A ideia de criar um espaço comum, com características de plano livre, onde pudessem coexistir diversos ambientes diferenciados por diferentes níveis de privacidade visual e de luminosidade também teve um papel determinante na configuração espacial proposta. O desenho dos elementos estruturais, fixos e móveis, permitiram obter para o mesmo lugar situações de plena continuidade visual e ambientes com diferentes níveis de privacidade. Isto teve como resultado criar um amplo espaço que se articula de forma a dar suporte, por um lado, às zonas de sala de estar, sala de jantar, cozinha e jardim de Inverno e, por outro, à zona de sauna e quarto de hóspedes.

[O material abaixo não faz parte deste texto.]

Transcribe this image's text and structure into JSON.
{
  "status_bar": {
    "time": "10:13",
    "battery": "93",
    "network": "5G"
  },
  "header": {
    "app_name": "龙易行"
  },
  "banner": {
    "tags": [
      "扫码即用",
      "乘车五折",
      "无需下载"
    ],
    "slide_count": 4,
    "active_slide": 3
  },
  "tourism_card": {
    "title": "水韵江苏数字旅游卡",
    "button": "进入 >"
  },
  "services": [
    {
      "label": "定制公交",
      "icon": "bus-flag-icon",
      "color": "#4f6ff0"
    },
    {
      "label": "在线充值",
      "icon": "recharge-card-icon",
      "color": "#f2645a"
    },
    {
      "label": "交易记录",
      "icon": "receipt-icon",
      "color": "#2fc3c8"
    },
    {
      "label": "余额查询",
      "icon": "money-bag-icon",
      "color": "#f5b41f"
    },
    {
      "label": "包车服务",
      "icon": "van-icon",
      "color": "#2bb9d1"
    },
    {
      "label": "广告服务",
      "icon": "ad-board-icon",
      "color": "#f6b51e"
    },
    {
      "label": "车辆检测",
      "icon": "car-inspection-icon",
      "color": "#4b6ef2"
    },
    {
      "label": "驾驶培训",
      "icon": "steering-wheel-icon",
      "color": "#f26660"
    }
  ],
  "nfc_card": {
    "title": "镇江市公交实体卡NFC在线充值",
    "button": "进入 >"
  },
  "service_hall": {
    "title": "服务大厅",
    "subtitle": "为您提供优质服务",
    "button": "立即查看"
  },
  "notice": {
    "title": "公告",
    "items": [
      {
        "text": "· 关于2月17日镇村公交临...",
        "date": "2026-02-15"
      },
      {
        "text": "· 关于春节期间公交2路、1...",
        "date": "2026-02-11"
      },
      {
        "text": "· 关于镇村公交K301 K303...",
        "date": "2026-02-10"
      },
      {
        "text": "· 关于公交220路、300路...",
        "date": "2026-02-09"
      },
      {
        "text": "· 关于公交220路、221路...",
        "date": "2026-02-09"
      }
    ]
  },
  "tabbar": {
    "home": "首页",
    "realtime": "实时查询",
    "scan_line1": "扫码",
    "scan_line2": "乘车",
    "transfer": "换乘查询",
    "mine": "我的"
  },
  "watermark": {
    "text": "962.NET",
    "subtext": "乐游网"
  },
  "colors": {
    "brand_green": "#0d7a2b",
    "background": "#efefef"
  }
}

O carácter de cada uma dessas zonas é fortemente influenciado pelo jardim e exposição solar que participa activamente na definição das suas diferentes características. Por outro lado, os espaços mistos da casa foram pensados como oportunidades para resolver as contradições entre diferentes actividades ou diferentes ambientes físicos. Por exemplo, é possível usufruir da protecção do interior da habitação e simultaneamente conviver com o exterior e gozar a liberdade do jardim, quando permanecemos na zona de ramada junto aos tanques de pedra de granito recuperados ou na zona de jardim de Inverno. Podemos referir também a zona da sala de refeições como um espaço de transição importante entre a cozinha e a zona de sala de estar, marcado quer pelas características de iluminação nascente, como também pela pequena escada que vence a diferenciação de cotas de pavimento da passagem desta zona para a sala de estar. A parede estrutural que cria um pequeno refúgio visual junto da lareira serve também para dar uma maior intimidade à zona de jardim de inverno.

O átrio de entrada, com lambrim e escadas em afzélia, pé-direito de 5 metros e luz natural superior assinalam a passagem dos espaços comuns para os espaços mais íntimos da habitação no segundo piso: quarto de casal e criança, ambos com quartos de banho privativo. O quarto de criança é um espaço mais solarengo possuindo aberturas a nascente e sul / poente. Já o quarto de casal tem menor incidência solar, possuindo os seus rasgos uma orientação norte / nascente.